Sept. 8 (Bloomberg) -- SK Hynix Inc. resumed part operation yesterday on a production line damaged in the Sept. 4 fire at a Chinese plant that sent prices of memory chips soaring the most in three years on concern supplies might fall short.
The world’s second-biggest maker of memory chips is still inspecting the damaged section of the line, the company said today. The blaze occurred during the installation of equipment at the factory, which makes dynamic random-access memory chips used in smartphones and personal computers. Prices for the chips climbed 19 percent as SK Hynix, which supplies nearly a third of the world’s DRAM chips, suspended operations at the Wuxi plant.
“It is one of the two parts of the line that was damaged and we’re inspecting the line and the clean room thoroughly to resume normal operations in the shortest time possible,” Park Seong Ae, an SK Hynix spokeswoman, said by phone.
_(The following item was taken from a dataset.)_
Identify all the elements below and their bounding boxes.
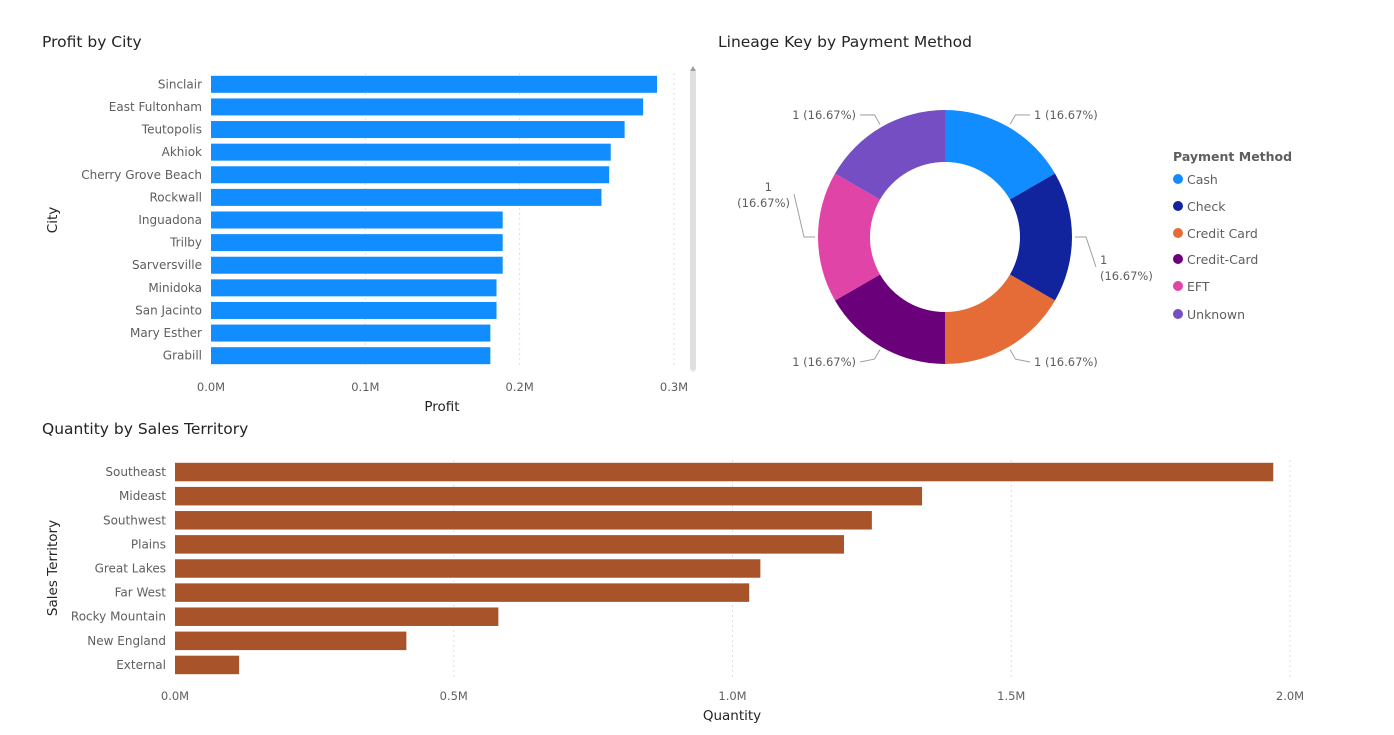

It is not known when the company can resume full production or how much the delay will affect supplies, Park said.
The price of benchmark DDR3 2-gigabit DRAM jumped 30 cents, the biggest increase since September 2010, to $1.90 on Sept. 5, according to DRAMeXchange, Asia’s largest market for the components. SK Hynix shares fell 3.7 percent to close at 27,100 won in Seoul on Sept. 6. Competitor Micron Technology Inc. gained 3.4 percent in New York trading in the two days through Sept. 6 before closing at $15.26.
“It’s pretty impactful,” said Betsy Van Hees, an analyst for Wedbush Securities in San Francisco. “When you’re taking 15 percent of capacity offline you are going to cause disruption. We were concerned that pricing was going to go down. We think that’s off the table now.”
Chinese mobile phone makers may suffer the most from any shortages because they have been aggressive in price negotiations with chipmakers and have avoided long-term contracts, said Van Hees, who recommends buying Micron shares. Larger companies such as Apple Inc. and Samsung Electronics Co. will get the chips they need, she said.